Of the two primary concerns for divers, the first is hyperbaric exposure. “Boyle’s Law,” says House, “states that the volume and pressure of an ideal gas is constant given a constant temperature. It defines the relationship between the volume of the air space and the ambient pressure.” Air-containing cavities, such as the sinuses and lungs, react to sudden pressure changes, and divers must pay attention to the effects of decompression. Breathing compressed air underwater can increase gas pressure in the lungs. In addition, Boyle’s Law affects the diaphragm. “The greater the ambient pressure,” says House, “the more the diaphragm is depressed against the delivery aspect of the regulator, thus requiring less negative inspiritory force.”

Second, divers may also sustain “barotrauma,” or physical damage to body tissues as a result of difference in pressure between an air space inside or beside the body and the surrounding gas or liquid. Damage occurs in the tissues around the body’s air spaces, especially the lungs.

In addition, divers must be informed about long-term psychological effects from finding and handling human decomposition, specifically trauma and burn-out. If they fail to understand what can happen, they can become withdrawn and lose their edge as investigators.

The medical examiner who will decide such things as time, cause, and manner of death must know as much as possible about underwater conditions, because various factors affect the body during decomposition. For example, “refloat” is the time it takes a body to float to the surface after having initially sunk, while scavenger activity can destroy evidence for cause of death. Sometimes bodies in water generate adipocere, or a soap-like substance than can be a preservative, but prolonged immersion makes the skin macerate and become vulnerable to peeling.

“Studies have shown,” House states, “that a body will cool faster submerged in water than it will exposed to air.” This is due to radiation, or the transfer of energy by non-particulate means, and to convection, the transfer of heat from the victim to the surrounding water. Depending on the weather and water environment, more often than not the submerged victim will succumb to putrefaction at a greater rate than does an open-air victim.

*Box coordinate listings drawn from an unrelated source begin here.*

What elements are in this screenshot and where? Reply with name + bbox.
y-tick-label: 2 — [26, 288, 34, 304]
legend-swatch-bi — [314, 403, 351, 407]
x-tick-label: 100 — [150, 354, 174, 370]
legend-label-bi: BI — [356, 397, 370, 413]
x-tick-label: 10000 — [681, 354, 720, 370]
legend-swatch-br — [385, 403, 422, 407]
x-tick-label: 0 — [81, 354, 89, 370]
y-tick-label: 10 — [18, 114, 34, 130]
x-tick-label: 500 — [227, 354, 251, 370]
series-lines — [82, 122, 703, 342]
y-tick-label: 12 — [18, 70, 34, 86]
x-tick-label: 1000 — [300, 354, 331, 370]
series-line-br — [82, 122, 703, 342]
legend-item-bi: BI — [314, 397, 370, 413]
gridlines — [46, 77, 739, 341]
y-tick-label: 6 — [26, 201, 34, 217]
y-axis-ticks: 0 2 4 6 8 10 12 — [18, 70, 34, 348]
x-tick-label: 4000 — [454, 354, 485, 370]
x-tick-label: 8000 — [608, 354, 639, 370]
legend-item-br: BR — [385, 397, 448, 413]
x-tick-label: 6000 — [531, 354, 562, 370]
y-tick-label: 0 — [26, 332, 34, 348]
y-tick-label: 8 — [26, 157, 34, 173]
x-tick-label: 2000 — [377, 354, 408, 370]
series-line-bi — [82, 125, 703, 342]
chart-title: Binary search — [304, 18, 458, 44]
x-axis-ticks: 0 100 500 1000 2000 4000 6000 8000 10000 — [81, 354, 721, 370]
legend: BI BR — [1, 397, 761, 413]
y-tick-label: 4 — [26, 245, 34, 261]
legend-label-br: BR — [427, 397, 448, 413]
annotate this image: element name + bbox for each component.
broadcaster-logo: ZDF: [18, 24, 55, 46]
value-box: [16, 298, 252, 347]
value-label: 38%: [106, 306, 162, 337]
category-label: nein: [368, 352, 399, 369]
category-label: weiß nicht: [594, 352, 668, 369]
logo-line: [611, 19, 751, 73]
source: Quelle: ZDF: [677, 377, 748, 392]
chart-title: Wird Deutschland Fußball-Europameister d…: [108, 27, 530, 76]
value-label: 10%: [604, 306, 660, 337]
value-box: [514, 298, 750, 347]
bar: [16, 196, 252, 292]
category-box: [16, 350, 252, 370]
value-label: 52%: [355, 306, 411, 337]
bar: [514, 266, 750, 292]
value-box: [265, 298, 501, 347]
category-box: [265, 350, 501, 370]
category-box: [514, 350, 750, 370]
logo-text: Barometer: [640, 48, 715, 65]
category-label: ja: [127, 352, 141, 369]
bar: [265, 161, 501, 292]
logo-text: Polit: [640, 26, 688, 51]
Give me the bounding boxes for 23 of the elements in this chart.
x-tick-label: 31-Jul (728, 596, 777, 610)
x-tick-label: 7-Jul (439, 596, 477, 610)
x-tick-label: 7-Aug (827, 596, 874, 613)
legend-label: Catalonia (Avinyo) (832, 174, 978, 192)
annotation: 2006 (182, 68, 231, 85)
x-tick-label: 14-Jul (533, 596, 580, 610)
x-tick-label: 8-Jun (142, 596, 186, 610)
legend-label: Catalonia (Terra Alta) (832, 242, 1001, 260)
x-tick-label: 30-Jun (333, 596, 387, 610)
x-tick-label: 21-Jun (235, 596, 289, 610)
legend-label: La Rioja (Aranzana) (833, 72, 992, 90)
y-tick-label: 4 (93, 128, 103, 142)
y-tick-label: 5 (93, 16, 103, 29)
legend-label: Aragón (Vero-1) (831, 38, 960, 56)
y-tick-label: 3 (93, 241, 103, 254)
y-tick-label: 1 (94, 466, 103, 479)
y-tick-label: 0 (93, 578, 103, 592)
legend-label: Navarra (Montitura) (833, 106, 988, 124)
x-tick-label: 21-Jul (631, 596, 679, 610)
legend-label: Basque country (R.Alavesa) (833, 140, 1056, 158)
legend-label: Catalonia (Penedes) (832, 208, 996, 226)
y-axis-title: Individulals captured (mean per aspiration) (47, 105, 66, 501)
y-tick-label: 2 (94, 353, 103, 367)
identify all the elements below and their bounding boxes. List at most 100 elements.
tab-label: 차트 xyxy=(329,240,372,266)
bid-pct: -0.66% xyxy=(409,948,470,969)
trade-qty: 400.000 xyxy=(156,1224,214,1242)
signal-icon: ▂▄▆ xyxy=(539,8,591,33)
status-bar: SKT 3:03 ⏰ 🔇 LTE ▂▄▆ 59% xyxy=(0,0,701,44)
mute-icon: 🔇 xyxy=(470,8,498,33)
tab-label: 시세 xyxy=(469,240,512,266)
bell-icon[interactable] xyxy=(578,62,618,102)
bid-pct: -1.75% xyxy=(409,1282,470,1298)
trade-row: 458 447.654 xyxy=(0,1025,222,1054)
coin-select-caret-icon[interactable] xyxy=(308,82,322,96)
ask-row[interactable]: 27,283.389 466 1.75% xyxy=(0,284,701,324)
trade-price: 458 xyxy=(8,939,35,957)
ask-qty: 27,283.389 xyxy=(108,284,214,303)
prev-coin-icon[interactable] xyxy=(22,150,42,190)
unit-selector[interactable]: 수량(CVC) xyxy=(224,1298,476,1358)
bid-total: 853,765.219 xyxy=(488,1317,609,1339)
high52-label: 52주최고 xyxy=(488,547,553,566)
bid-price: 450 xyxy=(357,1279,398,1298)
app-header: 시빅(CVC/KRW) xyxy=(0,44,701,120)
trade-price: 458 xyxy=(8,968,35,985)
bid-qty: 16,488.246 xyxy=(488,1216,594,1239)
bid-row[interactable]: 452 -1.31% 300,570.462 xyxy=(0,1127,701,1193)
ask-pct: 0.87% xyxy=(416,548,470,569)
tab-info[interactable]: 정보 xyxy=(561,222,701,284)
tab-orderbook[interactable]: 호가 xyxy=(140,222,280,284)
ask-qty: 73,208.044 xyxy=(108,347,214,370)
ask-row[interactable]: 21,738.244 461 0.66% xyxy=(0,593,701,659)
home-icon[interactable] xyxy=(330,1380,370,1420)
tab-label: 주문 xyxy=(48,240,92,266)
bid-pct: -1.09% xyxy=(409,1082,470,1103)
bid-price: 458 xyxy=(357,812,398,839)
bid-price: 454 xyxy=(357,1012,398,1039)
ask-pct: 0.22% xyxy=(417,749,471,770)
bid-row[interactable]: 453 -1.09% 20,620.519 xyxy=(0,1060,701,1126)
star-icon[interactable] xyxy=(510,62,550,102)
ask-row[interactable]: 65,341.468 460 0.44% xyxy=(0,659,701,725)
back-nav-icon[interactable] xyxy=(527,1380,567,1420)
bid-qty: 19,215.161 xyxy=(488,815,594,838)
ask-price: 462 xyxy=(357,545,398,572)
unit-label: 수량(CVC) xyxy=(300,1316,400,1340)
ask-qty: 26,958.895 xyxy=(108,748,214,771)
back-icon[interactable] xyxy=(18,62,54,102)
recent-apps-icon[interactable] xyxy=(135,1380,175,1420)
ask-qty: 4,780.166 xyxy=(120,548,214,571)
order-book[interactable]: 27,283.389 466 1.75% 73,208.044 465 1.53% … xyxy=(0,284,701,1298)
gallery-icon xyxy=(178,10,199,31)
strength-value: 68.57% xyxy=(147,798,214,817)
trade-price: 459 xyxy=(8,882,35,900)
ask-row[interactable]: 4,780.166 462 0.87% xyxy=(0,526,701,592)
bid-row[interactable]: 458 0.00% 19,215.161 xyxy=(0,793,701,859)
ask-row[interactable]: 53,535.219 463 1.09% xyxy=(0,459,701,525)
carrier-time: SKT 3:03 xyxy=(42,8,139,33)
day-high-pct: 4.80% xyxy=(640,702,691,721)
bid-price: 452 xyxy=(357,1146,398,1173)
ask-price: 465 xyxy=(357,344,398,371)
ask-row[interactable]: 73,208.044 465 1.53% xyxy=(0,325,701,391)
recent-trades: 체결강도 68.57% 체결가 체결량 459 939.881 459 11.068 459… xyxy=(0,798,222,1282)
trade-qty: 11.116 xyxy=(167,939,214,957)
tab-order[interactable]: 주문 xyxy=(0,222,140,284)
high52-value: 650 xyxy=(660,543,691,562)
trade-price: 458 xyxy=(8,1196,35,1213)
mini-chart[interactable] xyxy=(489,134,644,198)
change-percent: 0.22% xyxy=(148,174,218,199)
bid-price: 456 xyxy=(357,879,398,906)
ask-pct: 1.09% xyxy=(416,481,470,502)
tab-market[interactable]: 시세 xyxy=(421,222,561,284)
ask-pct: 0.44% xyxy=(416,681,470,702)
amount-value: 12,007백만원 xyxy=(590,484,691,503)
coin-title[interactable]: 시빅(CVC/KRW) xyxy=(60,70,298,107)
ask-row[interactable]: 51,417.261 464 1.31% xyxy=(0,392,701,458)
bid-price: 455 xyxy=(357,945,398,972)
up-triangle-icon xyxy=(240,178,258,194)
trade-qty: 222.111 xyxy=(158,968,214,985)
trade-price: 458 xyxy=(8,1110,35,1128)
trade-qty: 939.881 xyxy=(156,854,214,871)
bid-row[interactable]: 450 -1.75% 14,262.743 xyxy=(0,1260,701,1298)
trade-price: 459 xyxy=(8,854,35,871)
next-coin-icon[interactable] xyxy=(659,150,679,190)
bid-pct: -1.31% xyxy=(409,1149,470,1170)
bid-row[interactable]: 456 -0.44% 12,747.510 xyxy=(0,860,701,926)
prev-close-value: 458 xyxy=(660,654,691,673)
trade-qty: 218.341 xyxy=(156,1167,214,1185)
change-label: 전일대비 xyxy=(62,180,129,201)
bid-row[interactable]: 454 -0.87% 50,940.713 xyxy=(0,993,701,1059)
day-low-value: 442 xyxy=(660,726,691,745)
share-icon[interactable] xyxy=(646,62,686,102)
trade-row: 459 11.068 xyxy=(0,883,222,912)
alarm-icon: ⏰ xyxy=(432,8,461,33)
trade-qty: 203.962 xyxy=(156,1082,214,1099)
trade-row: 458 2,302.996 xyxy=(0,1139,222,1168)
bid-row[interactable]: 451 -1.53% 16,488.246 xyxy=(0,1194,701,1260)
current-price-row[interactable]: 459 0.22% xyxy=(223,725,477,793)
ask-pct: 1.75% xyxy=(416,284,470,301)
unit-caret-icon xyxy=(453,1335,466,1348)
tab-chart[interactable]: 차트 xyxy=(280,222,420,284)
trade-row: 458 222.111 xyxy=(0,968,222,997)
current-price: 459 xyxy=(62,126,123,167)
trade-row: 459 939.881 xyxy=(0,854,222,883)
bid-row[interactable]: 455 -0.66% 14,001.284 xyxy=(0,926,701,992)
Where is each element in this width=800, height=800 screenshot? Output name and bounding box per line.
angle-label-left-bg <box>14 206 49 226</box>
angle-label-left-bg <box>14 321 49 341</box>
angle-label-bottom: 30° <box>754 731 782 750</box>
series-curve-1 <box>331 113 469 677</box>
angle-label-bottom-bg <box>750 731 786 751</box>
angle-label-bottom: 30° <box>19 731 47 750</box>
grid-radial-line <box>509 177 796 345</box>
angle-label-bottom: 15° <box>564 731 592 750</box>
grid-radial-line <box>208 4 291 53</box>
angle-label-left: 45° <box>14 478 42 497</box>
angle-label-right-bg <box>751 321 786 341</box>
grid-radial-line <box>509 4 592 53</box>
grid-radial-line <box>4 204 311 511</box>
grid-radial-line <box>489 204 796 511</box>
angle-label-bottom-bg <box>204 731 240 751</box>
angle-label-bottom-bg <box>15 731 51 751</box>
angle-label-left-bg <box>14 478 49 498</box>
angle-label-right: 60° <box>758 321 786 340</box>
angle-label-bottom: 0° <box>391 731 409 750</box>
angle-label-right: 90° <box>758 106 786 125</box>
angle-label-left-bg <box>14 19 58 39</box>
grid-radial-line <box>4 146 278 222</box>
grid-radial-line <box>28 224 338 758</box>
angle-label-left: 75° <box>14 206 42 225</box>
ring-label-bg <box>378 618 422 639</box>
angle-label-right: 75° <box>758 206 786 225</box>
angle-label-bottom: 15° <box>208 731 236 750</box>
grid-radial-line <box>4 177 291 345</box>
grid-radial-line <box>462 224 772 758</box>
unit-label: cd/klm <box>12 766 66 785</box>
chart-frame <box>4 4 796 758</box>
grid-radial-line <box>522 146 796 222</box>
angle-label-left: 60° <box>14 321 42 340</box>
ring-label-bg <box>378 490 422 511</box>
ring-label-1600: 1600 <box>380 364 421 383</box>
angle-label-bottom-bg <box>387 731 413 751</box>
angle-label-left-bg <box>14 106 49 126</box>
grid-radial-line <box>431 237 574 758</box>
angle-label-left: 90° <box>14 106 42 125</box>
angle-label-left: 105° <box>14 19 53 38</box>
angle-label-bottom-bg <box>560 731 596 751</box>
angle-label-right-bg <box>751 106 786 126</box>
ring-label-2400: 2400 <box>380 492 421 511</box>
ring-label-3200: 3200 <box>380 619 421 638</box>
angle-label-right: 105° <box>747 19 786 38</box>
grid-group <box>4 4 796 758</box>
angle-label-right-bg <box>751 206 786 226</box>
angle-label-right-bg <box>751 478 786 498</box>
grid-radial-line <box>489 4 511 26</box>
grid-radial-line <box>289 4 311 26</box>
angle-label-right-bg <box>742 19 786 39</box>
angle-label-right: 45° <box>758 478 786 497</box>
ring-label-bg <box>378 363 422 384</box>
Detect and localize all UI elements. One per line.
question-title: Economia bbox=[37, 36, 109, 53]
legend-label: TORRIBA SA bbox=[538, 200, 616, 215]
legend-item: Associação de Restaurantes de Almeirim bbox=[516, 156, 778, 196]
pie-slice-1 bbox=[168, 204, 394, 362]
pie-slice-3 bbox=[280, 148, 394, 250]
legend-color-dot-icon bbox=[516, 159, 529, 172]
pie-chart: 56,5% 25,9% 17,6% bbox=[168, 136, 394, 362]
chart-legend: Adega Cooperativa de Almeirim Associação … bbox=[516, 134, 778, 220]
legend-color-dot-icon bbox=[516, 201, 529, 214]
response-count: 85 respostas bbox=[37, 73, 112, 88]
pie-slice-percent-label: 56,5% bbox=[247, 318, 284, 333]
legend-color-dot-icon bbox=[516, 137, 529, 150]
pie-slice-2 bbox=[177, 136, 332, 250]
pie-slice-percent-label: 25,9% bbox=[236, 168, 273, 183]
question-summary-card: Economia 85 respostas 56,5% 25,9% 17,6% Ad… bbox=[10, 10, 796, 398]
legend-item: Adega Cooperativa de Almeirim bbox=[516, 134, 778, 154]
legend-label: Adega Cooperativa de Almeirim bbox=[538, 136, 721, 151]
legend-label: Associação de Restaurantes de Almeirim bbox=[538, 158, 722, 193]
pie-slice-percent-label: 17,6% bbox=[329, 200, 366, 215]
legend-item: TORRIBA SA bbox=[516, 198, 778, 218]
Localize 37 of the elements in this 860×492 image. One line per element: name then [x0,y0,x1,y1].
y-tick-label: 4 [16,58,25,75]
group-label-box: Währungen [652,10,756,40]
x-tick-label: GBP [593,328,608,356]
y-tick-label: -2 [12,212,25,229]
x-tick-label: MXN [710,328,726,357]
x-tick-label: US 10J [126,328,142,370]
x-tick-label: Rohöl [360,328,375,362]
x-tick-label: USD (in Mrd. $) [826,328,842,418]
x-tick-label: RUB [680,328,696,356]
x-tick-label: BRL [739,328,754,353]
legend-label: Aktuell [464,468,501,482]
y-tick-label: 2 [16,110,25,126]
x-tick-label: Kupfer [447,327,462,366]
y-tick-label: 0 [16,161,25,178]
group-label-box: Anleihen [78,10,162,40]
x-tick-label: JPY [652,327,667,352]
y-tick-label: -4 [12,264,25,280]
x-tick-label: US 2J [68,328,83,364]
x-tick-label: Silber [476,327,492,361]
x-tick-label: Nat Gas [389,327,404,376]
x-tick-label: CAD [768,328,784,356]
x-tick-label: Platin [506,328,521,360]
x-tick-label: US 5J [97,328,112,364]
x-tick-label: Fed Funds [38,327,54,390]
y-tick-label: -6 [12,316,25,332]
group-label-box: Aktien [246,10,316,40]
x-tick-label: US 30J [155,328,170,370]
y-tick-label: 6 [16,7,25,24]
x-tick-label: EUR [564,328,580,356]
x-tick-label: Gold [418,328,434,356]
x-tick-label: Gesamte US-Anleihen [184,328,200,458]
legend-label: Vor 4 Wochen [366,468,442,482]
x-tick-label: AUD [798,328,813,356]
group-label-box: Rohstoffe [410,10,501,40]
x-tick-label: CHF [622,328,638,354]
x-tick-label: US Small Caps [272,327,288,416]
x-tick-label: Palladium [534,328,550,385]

Remains in poor condition present special problems for handling, and thus need extensive documentation. The diver must make a thorough search of the area for additional evidence, e.g., jewelry and clothing, prior to moving any body part. The remains are placed inside a body bag while underwater to prevent loss of evidence as it is taken to the surface. In addition, the diver must take precautions against contamination.

To become certified as an underwater forensic research diver some investigators take a Public Safety Diver course, but like other professional trainers House believes there should be a formal program that focuses on many additional subjects. Among them, he would include anatomy and physiology, psychology, human nutrition, the use of commercial diving equipment, and Coast Guard regulations. The more training such divers acquire the better work they can do, especially in difficult cases.